Floor Sculpture Inspired by Michigan Forest
Grand Rapids, MI, Sept. 10, 2008--Michele Oka Doner has spent the past year working on her newest sculpture, only to have visitors at Frederik Meijer Gardens & Sculpture Park walk all over it.
That's just what the internationally acclaimed artist wants them to do, according to a story in the Grand Rapids Press.
"Beneath the Leafy Crown" is made of 1,650 bronze-leaf and botanically inspired elements embedded in a dark-green terrazzo floor, covering 12,000 square feet of the conservatory's hallway.
Oka Doner began working on the project in October.
"(It) has consumed an entire year, from imagining the images, drawing them in wax, cutting them out and casting them in bronze," she said. "The cast bronze units are then installed on site in a random, spontaneous way, as much a part of the work of art as the images themselves."
The work is scheduled to be completed Oct. 1, with a section of plain terrazzo set to be finished by spring.
Oka Doner's floor is part of $7.6 million worth of renovations and improvements under way at Meijer Gardens.
"When we realized that our current floor was to be replaced, I approached our president and CEO David Hooker on (the Oka Doner) project, and he was very excited," said Joseph Becherer, director of exhibitions and curator of sculpture.
"Eventually, it was presented to Fred and Lena Meijer and, through the Meijer Foundation, it is coming into being," he said.
Oka Doner, a native of the Miami area who earned her master of fine arts degree at the University of Michigan, boasts a career spanning four decades.
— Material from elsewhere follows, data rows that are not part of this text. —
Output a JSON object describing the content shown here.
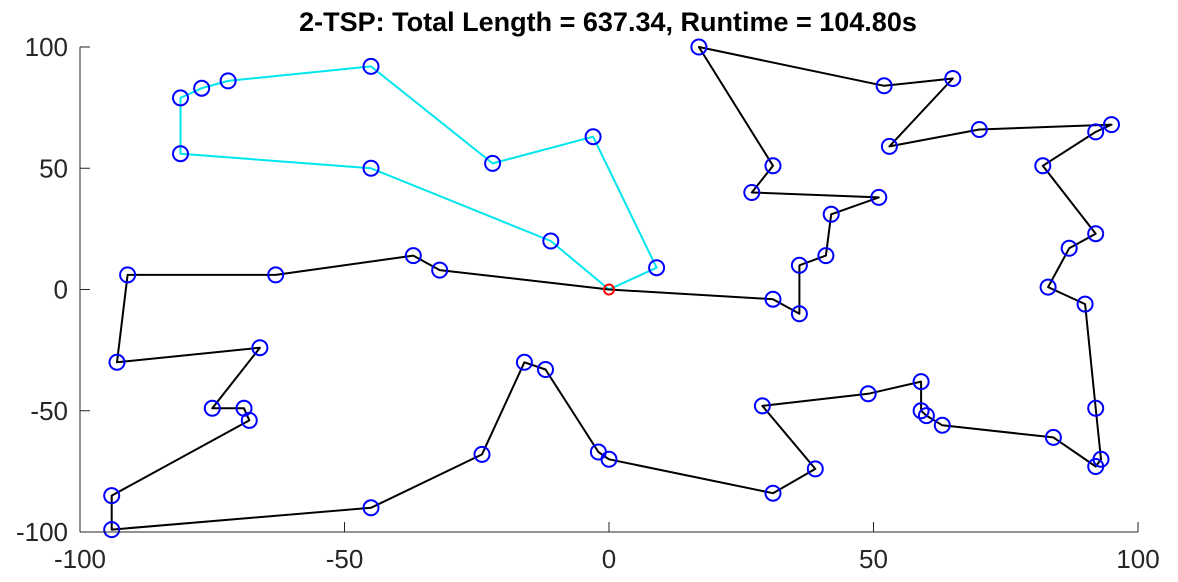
{
  "chart_data": {
    "type": "line",
    "title": "2-TSP: Total Length = 637.34, Runtime = 104.80s",
    "xlabel": "",
    "ylabel": "",
    "xlim": [
      -100,
      100
    ],
    "ylim": [
      -100,
      100
    ],
    "x_ticks": [
      -100,
      -50,
      0,
      50,
      100
    ],
    "y_ticks": [
      -100,
      -50,
      0,
      50,
      100
    ],
    "x_tick_labels": [
      "-100",
      "-50",
      "0",
      "50",
      "100"
    ],
    "y_tick_labels": [
      "-100",
      "-50",
      "0",
      "50",
      "100"
    ],
    "grid": false,
    "depot": {
      "x": 0,
      "y": 0,
      "color": "#ff0000"
    },
    "node_color": "#0000ff",
    "series": [
      {
        "color": "#00e5ee",
        "points": [
          [
            0,
            0
          ],
          [
            9,
            9
          ],
          [
            -3,
            63
          ],
          [
            -22,
            52
          ],
          [
            -45,
            92
          ],
          [
            -72,
            86
          ],
          [
            -77,
            83
          ],
          [
            -81,
            79
          ],
          [
            -81,
            56
          ],
          [
            -45,
            50
          ],
          [
            -11,
            20
          ],
          [
            0,
            0
          ]
        ]
      },
      {
        "color": "#000000",
        "points": [
          [
            0,
            0
          ],
          [
            -32,
            8
          ],
          [
            -37,
            14
          ],
          [
            -63,
            6
          ],
          [
            -91,
            6
          ],
          [
            -93,
            -30
          ],
          [
            -66,
            -24
          ],
          [
            -75,
            -49
          ],
          [
            -69,
            -49
          ],
          [
            -68,
            -54
          ],
          [
            -94,
            -85
          ],
          [
            -94,
            -99
          ],
          [
            -45,
            -90
          ],
          [
            -24,
            -68
          ],
          [
            -16,
            -30
          ],
          [
            -12,
            -33
          ],
          [
            -2,
            -67
          ],
          [
            0,
            -70
          ],
          [
            31,
            -84
          ],
          [
            39,
            -74
          ],
          [
            29,
            -48
          ],
          [
            49,
            -43
          ],
          [
            59,
            -38
          ],
          [
            59,
            -50
          ],
          [
            60,
            -52
          ],
          [
            63,
            -56
          ],
          [
            84,
            -61
          ],
          [
            92,
            -73
          ],
          [
            93,
            -70
          ],
          [
            92,
            -49
          ],
          [
            90,
            -6
          ],
          [
            83,
            1
          ],
          [
            87,
            17
          ],
          [
            92,
            23
          ],
          [
            82,
            51
          ],
          [
            92,
            65
          ],
          [
            95,
            68
          ],
          [
            70,
            66
          ],
          [
            53,
            59
          ],
          [
            65,
            87
          ],
          [
            52,
            84
          ],
          [
            17,
            100
          ],
          [
            31,
            51
          ],
          [
            27,
            40
          ],
          [
            51,
            38
          ],
          [
            42,
            31
          ],
          [
            41,
            14
          ],
          [
            36,
            10
          ],
          [
            36,
            -10
          ],
          [
            31,
            -4
          ],
          [
            0,
            0
          ]
        ]
      }
    ]
  }
}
Her art is part of the permanent collections of the Art Institute of Chicago and the Metropolitan Museum of Art and Cooper-Hewitt National Design Museum, both in New York City.
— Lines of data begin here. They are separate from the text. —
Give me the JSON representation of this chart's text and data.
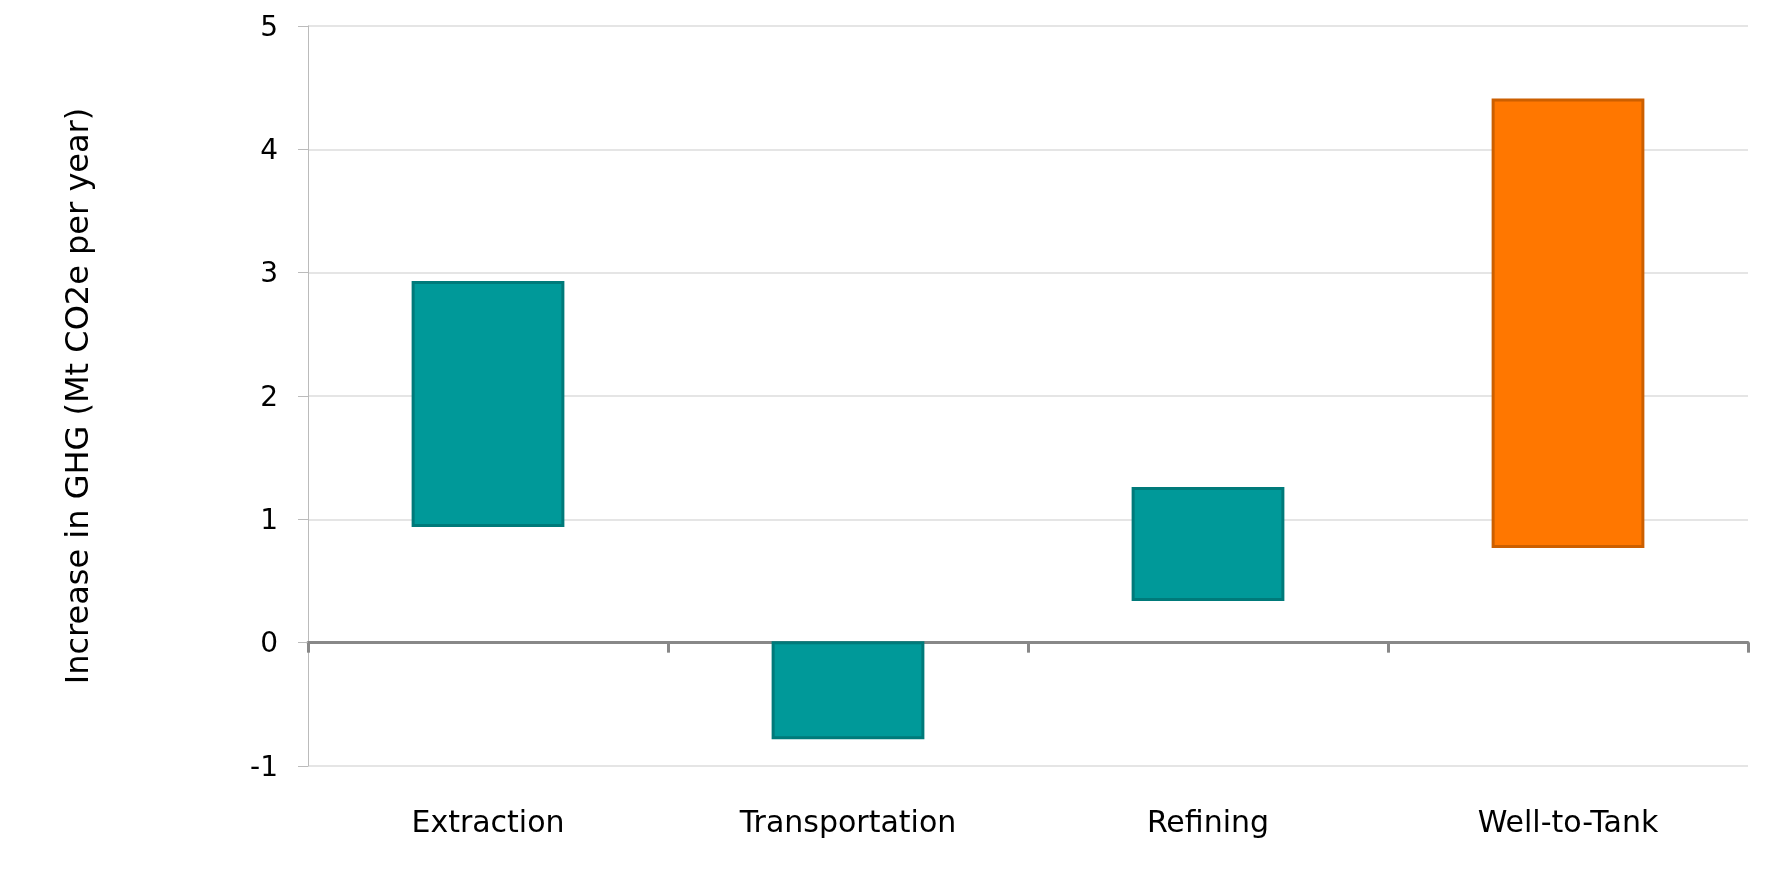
{
  "chart_data": {
    "type": "bar",
    "ylabel": "Increase in GHG (Mt CO2e per year)",
    "categories": [
      "Extraction",
      "Transportation",
      "Refining",
      "Well-to-Tank"
    ],
    "base": [
      0.95,
      -0.77,
      0.35,
      0.78
    ],
    "values": [
      1.97,
      0.77,
      0.9,
      3.62
    ],
    "colors": [
      "#009999",
      "#009999",
      "#009999",
      "#ff7700"
    ],
    "ylim": [
      -1,
      5
    ],
    "yticks": [
      -1,
      0,
      1,
      2,
      3,
      4,
      5
    ],
    "grid": "y"
  }
}
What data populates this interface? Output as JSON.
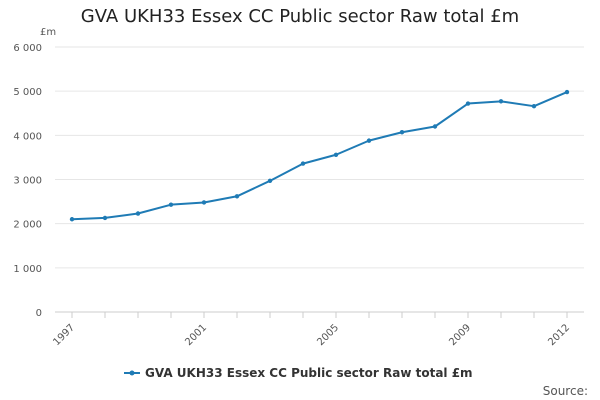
{
  "chart_data": {
    "type": "line",
    "title": "GVA UKH33 Essex CC Public sector Raw total £m",
    "unit_label": "£m",
    "xlabel": "",
    "ylabel": "",
    "x": [
      1997,
      1998,
      1999,
      2000,
      2001,
      2002,
      2003,
      2004,
      2005,
      2006,
      2007,
      2008,
      2009,
      2010,
      2011,
      2012
    ],
    "x_tick_labels": [
      "1997",
      "2001",
      "2005",
      "2009",
      "2012"
    ],
    "ylim": [
      0,
      6000
    ],
    "y_ticks": [
      0,
      1000,
      2000,
      3000,
      4000,
      5000,
      6000
    ],
    "y_tick_labels": [
      "0",
      "1 000",
      "2 000",
      "3 000",
      "4 000",
      "5 000",
      "6 000"
    ],
    "grid": true,
    "legend_position": "bottom",
    "series": [
      {
        "name": "GVA UKH33 Essex CC Public sector Raw total £m",
        "color": "#1f7bb5",
        "values": [
          2100,
          2130,
          2230,
          2430,
          2480,
          2620,
          2970,
          3360,
          3560,
          3880,
          4070,
          4200,
          4720,
          4770,
          4660,
          4980
        ]
      }
    ],
    "source_label": "Source:"
  }
}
"Regardless of the project, nature is her guide," Becherer said. "Our floor is based on the life of a Michigan forest floor. Some elements are recognizable -- leaves, branches -- while others are more abstract -- fragments of bark, pollen and microscopic elements."
"In many ways, it is exactly the mission of Frederik Meijer Gardens & Sculpture Park, visualized," Becherer said.